Rientrano i profughi iracheni · Per la ricostruzione tornano anche numerosi cristiani ·

ritorno profughiIl 33 per cento dei cristiani iracheni fuggiti dalla guerra e dai jihadisti del sedicente stato islamico (Is) — quasi 30.000 persone — è tornato alle proprie case negli ultimi mesi. E in generale nel paese, per la prima volta da quando, nel 2014, l’Is ha occupato ampie fette di territorio, il numero degli sfollati interni tornati nei luoghi da cui sono dovuti fuggire ha superato quello di coloro che sono ospitati nei campi profughi del governo. Secondo i dati dell’Organizzazione internazionale per le migrazioni (Oim) in Iraq, a inizio anno, 3,22 milioni di sfollati interni risultano rientrati nelle proprie abitazioni, mentre 2,61 milioni di persone si trovano ancora in rifugi di fortuna. Il mese scorso il primo ministro iracheno, Haidar Al Abadi, ha proclamato la vittoria dell’esercito sull’Is.

Nella martoriata valle di Ninive, si trova il numero più alto di cristiani. È ancora impensabile però il rientro nella città di Mosul, liberata ma ancora lontana dalla normalità. La percentuale più alta di famiglie cristiane che stanno faticosamente cercando di riprendere la propria vita si trova nel villaggio di Teleskuf: il 67 per cento. E qui è stata riconsacrata e riaperta al culto la chiesa cattolica.

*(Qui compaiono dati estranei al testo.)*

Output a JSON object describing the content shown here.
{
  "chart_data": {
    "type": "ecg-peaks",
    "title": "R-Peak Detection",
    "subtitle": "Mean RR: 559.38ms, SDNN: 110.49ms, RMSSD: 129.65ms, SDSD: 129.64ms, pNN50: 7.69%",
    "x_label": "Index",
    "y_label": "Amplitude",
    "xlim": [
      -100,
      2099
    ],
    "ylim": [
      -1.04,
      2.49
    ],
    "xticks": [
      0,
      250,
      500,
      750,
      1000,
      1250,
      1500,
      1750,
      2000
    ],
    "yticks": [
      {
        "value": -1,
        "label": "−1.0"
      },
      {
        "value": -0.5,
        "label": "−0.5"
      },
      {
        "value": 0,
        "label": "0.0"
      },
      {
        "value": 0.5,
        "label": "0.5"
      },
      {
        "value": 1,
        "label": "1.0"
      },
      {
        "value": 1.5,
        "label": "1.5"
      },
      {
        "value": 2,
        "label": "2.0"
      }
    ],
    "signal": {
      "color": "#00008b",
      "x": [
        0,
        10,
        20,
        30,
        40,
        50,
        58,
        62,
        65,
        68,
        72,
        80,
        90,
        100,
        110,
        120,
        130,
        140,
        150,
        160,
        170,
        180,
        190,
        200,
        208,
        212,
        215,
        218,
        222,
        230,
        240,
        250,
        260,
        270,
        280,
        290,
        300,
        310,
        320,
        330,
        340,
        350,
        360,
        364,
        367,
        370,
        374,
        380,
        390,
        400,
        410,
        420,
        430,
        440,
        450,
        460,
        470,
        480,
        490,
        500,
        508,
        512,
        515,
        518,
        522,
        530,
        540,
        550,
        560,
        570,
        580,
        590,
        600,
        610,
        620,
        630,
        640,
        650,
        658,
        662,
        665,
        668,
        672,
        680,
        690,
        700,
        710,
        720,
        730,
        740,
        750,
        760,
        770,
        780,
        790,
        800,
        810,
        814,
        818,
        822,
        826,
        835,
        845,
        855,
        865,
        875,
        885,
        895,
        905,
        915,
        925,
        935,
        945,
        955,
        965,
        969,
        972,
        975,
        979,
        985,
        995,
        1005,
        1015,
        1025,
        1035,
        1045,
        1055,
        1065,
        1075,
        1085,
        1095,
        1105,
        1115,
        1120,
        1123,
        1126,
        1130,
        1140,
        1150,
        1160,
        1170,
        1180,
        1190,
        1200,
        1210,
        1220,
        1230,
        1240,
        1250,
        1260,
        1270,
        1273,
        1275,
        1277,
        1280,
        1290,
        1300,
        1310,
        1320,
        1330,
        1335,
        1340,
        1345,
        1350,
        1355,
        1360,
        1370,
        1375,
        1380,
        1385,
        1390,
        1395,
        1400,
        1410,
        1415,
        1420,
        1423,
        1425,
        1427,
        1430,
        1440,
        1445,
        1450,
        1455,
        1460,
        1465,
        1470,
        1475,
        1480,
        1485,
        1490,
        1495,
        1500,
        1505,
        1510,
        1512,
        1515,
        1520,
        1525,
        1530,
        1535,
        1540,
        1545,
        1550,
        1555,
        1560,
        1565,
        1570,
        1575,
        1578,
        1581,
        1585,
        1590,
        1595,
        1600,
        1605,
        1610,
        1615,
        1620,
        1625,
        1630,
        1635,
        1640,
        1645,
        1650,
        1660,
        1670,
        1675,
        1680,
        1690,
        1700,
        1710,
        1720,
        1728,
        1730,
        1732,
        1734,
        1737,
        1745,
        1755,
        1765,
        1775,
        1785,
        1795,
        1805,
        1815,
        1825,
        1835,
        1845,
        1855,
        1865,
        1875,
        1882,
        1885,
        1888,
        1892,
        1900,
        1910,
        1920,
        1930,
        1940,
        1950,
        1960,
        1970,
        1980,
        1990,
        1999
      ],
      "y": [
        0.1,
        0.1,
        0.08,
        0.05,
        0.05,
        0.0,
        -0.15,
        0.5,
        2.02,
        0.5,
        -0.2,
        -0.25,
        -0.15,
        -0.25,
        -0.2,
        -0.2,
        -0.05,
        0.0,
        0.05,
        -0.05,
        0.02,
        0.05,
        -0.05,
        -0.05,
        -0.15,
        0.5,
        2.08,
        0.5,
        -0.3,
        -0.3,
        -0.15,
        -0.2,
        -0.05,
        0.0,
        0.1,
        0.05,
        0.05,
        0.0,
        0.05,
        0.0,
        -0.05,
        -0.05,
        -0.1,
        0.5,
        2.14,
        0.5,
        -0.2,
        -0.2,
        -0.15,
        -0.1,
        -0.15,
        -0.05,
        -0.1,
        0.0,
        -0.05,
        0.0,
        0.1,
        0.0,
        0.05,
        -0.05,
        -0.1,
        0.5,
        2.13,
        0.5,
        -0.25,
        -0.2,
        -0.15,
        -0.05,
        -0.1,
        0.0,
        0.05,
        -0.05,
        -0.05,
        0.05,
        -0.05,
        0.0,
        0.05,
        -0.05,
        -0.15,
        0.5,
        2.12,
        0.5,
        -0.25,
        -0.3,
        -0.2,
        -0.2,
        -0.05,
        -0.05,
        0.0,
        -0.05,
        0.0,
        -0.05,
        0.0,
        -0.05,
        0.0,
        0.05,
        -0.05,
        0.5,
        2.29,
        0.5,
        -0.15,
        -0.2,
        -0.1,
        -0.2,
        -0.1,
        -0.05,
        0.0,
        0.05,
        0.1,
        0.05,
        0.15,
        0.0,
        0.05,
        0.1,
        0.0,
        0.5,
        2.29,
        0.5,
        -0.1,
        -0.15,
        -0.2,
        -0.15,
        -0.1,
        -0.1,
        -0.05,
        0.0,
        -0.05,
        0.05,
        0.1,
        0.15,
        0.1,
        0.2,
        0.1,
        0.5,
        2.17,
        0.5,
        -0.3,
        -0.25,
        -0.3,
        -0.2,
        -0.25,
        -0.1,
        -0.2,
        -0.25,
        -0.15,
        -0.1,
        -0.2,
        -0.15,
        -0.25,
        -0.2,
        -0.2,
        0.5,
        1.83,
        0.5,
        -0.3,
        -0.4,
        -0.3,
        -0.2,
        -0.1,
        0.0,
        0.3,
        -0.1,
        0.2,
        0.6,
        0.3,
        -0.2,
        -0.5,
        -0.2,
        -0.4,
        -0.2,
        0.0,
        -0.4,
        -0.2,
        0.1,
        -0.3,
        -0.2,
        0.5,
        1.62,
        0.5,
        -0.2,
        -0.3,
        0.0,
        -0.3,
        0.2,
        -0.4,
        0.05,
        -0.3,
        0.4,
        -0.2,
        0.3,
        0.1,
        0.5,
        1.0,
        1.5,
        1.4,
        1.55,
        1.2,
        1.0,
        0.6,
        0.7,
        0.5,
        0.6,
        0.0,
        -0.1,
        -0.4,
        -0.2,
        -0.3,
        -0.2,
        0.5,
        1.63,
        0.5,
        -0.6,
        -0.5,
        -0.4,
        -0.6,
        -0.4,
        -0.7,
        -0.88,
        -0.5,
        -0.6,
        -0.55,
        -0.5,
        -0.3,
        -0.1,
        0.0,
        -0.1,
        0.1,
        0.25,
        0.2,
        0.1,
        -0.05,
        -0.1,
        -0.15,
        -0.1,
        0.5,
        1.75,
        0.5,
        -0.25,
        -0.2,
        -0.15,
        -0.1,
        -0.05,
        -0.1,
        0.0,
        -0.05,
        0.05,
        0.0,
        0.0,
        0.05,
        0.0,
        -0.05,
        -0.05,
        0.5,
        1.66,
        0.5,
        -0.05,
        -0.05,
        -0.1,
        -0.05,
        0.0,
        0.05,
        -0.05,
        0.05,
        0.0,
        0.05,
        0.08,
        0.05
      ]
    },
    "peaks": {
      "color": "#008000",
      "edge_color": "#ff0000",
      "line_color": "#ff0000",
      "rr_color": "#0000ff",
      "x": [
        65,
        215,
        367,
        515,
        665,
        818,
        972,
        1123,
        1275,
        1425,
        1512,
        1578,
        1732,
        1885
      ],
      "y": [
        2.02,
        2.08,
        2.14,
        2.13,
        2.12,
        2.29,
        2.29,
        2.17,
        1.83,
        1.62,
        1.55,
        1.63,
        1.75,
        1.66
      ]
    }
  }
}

Anche a Qaraqosh il numero di cristiani ritornati è consistente: circa 2500 persone, ovvero la metà di tutta la popolazione del villaggio, che ha sempre avuto solo un cinque per cento di abitanti non cristiani. Qaraqosh è stata in particolare simbolo della cristianità quando, a inizio conflitto, hanno cominciato ad affluire nel villaggio tanti cristiani in pericolo in altre zone. Anche da qui, tuttavia, sono poi cominciate le fughe in massa.

La fondazione Aiuto alla Chiesa che soffre (Acs) sta raccogliendo fondi per sostenere la ricostruzione in tutte queste località e anche a Batnaya, un altro centro cittadino praticamente raso al suolo, che ancora si presenta con un’atmosfera spettrale, a eccezione dei cantieri appena aperti per 520 case.

In questi anni, la maggior parte dei cristiani si sono rifugiati soprattutto a Erbil e a Duhok, nel Kurdistan. Altri sono arrivati nei paesi vicini. Solo una piccolissima minoranza ha raggiunto località fuori del contesto regionale.

Certamente non si tratta di un processo facile, riferiscono ancora le fonti. Diverse città e villaggi sono distrutti o pesantemente danneggiati e mancano di servizi di base. Alcune strade sono inservibili. E durante il triennio di violenze, molte case sono state occupate da altri. Risulta che il venti per cento delle famiglie irachene non dispone più dei documenti di proprietà dei propri immobili e, in diversi casi, i registri pubblici che potrebbero risolvere le dispute sono andati perduti.